All eyes are on 15-year-old Gavin Grimm at a school board
meeting in Gloucester, Va., the small town where he has lived his
entire short life. Gavin is here because the main item of business
before the board on the afternoon of Dec. 9, 2014, has to do with him.
The board is voting on whether he should be allowed to use the boys
bathroom at Gloucester High School.
Designated a girl at birth, Gavin, now 16, is transgender. He came
out to his family after a long struggle in 2014, and has been taking
hormones as part of the transition process. He has legally changed his
name, dresses as a boy, and lives as a boy in every way.
When he started 10th grade in September 2014, the administration
granted his request to use the boys room. But now, in response to
complaints from members of the community, the school board
was compelled to vote on a policy that would prohibit him from using
the boys room and require him to use a gender-neutral bathroom or the
girls room.
As the floor opens for public debate on
the question, Gavin, wearing a crisp checked dress shirt and a
royal-blue tie, rises and approaches the microphone at a podium in the
aisle. He faces the board without fidgeting, his posture erect and his
hands folded, speaking with composure and precision.
“I want to say that this has been a very, very long process,” he
says. “I’ve been aware of who I was since I was a very young kid, and
it’s taken me a very long time to be able to be myself and be OK with
that. The person I am now, being able to have all my rights in full, is
such a massive, dynamic difference from the person I was just last
summer. The person I was last summer was an inauthentic, incorrect,
upset, angry person, because I was not able to be myself. Gloucester
High School has done something unimaginably wonderful for me, and I
cannot thank my principal, my administration enough for that.

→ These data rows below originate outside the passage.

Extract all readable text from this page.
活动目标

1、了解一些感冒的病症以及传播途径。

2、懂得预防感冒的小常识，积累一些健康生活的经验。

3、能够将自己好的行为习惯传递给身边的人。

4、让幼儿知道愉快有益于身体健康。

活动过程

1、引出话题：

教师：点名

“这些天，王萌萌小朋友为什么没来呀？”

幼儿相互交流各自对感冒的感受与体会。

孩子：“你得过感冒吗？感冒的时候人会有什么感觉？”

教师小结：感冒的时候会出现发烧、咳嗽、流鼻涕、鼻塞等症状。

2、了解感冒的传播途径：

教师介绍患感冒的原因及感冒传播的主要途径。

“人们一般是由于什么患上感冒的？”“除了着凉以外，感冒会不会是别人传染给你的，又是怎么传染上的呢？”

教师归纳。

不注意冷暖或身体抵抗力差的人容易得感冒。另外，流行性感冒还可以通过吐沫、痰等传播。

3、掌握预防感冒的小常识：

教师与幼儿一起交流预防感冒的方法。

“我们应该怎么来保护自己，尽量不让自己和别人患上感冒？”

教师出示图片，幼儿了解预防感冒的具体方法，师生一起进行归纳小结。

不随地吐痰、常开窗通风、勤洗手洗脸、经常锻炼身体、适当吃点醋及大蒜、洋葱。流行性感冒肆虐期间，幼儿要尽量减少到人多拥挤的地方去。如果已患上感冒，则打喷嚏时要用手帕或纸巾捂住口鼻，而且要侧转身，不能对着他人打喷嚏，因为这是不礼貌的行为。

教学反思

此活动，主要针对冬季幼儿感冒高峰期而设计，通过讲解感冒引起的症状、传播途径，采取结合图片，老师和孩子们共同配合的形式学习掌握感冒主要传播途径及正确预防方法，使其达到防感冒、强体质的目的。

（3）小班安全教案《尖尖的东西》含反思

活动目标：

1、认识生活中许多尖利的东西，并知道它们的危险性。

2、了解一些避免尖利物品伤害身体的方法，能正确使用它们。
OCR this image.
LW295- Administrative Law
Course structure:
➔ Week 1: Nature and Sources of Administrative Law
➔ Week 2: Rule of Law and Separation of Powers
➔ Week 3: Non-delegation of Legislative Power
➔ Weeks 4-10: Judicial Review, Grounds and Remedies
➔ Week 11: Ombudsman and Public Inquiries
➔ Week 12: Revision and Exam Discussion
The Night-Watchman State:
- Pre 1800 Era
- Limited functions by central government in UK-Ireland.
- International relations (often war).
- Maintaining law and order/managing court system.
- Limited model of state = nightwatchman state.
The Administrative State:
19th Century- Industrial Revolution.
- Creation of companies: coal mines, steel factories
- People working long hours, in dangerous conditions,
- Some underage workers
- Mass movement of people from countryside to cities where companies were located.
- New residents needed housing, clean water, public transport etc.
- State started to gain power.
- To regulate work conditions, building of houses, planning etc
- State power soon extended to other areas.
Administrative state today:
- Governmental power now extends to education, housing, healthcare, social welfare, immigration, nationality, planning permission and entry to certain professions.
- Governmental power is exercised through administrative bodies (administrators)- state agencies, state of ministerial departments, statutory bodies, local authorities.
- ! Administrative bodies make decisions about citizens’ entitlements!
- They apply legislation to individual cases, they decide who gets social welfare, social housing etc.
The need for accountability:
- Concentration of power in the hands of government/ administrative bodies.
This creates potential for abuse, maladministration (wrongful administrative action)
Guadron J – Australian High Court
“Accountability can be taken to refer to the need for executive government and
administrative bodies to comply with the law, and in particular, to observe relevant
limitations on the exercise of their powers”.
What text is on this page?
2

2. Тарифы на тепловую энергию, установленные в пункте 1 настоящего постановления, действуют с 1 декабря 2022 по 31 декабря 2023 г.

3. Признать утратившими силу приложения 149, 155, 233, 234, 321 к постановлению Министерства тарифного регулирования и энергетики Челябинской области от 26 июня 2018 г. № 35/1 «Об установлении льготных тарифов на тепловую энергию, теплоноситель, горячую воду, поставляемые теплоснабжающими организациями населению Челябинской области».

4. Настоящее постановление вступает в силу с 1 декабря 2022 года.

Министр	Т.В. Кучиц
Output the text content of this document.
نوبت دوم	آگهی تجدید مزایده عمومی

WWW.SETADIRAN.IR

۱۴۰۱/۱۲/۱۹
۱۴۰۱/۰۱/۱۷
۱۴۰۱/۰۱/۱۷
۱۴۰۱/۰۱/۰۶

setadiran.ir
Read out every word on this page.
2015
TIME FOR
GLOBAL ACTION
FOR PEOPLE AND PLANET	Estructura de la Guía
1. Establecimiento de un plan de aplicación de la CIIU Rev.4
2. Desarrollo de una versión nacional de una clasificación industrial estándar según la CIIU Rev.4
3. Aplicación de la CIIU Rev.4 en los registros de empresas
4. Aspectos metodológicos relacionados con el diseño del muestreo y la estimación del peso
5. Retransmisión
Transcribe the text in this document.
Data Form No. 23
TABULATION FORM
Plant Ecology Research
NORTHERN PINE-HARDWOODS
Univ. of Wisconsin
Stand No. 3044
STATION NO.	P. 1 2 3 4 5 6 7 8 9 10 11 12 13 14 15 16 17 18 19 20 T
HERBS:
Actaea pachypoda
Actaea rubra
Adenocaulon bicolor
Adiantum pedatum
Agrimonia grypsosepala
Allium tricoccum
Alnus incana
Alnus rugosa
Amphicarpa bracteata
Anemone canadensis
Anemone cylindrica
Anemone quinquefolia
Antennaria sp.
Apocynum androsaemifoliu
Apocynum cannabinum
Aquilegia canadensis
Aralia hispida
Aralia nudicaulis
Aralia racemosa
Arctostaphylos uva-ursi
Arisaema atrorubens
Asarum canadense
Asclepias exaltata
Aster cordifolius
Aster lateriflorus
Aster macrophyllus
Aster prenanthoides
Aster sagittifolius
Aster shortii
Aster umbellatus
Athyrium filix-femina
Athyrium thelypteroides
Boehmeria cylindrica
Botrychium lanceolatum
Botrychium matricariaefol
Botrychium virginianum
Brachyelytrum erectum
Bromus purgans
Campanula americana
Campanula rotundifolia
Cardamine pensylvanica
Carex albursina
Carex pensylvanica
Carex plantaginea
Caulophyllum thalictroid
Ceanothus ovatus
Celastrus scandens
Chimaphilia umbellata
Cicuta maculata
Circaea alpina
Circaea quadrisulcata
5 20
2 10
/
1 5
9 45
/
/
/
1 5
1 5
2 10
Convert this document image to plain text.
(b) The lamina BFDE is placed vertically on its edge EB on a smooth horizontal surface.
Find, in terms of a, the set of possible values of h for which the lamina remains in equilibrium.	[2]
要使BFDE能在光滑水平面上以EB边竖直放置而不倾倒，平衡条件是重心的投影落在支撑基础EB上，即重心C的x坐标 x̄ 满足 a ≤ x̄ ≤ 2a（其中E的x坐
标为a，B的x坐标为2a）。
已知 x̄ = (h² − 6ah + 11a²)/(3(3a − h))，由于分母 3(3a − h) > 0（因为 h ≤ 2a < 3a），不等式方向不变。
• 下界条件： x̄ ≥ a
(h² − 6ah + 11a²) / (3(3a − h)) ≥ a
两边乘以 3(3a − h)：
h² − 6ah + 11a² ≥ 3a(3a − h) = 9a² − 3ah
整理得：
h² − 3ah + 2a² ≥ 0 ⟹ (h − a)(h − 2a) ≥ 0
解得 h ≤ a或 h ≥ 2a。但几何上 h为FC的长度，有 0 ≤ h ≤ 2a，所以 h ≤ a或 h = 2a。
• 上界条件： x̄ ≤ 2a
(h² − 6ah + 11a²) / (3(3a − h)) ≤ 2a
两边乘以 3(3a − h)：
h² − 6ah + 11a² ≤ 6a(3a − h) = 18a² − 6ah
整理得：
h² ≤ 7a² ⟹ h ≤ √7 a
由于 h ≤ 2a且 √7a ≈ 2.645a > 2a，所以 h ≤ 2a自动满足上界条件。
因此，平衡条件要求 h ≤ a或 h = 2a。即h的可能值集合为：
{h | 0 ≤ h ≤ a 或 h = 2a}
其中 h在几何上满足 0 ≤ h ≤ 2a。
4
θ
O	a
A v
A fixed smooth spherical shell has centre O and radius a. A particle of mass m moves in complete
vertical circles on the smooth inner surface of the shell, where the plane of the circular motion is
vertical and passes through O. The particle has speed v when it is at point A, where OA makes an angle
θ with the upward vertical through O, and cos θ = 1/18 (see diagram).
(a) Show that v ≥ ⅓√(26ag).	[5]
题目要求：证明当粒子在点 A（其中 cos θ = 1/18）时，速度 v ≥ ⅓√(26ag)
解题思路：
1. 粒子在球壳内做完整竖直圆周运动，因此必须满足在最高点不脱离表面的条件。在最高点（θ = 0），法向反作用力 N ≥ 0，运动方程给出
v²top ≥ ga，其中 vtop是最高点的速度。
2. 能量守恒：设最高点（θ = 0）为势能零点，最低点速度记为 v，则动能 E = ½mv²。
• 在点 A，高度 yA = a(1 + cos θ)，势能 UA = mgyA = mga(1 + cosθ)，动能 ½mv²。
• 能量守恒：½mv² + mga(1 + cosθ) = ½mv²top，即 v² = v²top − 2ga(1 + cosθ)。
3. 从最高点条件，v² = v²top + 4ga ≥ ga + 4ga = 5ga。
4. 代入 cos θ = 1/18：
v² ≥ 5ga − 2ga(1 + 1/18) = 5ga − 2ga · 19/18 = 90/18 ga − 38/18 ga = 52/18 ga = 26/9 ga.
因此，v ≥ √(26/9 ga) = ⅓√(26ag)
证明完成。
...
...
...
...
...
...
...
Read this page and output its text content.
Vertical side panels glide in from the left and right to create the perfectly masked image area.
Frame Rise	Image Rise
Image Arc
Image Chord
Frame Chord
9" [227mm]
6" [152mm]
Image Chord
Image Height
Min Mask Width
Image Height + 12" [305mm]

“If the evidence said that me using the boys room would be
catastrophic, I would not be advocating for myself, regardless of my
personal emotions on this issue,” Gavin continues. “I look only at the
facts, as one should in an issue that requires separation of church and
state, and feelings and state. I guess, in conclusion, I would like to
thank you for exercising your right to speak here, and thank you for
hearing my voice.” With that, he returns to his seat.
In the video of the meeting,
Gavin sits just outside the frame as a procession of speakers march to
the mic to weigh in. The camera remains fixed on the podium, and aside
from an occasional glimpse of his shirt or his hand, you never see him.
But you know he’s there, absorbing it all, as one person after another
disparages his right to use the boys restroom.
He listens to one of his fellow students, an articulate young woman
who says she aspires to be a journalist, tell the crowd, “Fact: despite
what the world will tell you, discomfort with public indecency is not
hateful or discriminatory. It’s biology, not politics.” He hears a male
student say, “The Grimm family and the media say students don’t care one
way or another about what happens in the high school or who uses the
bathrooms. We do care. The main reason you don’t see more of us is that
several of my friends have told me, we are afraid to come to these
meetings, that they are afraid of being bullied in school and in the
community, of being labeled hateful or intolerant or sexist just because
they are uncomfortable having a biological girl in the men’s room.”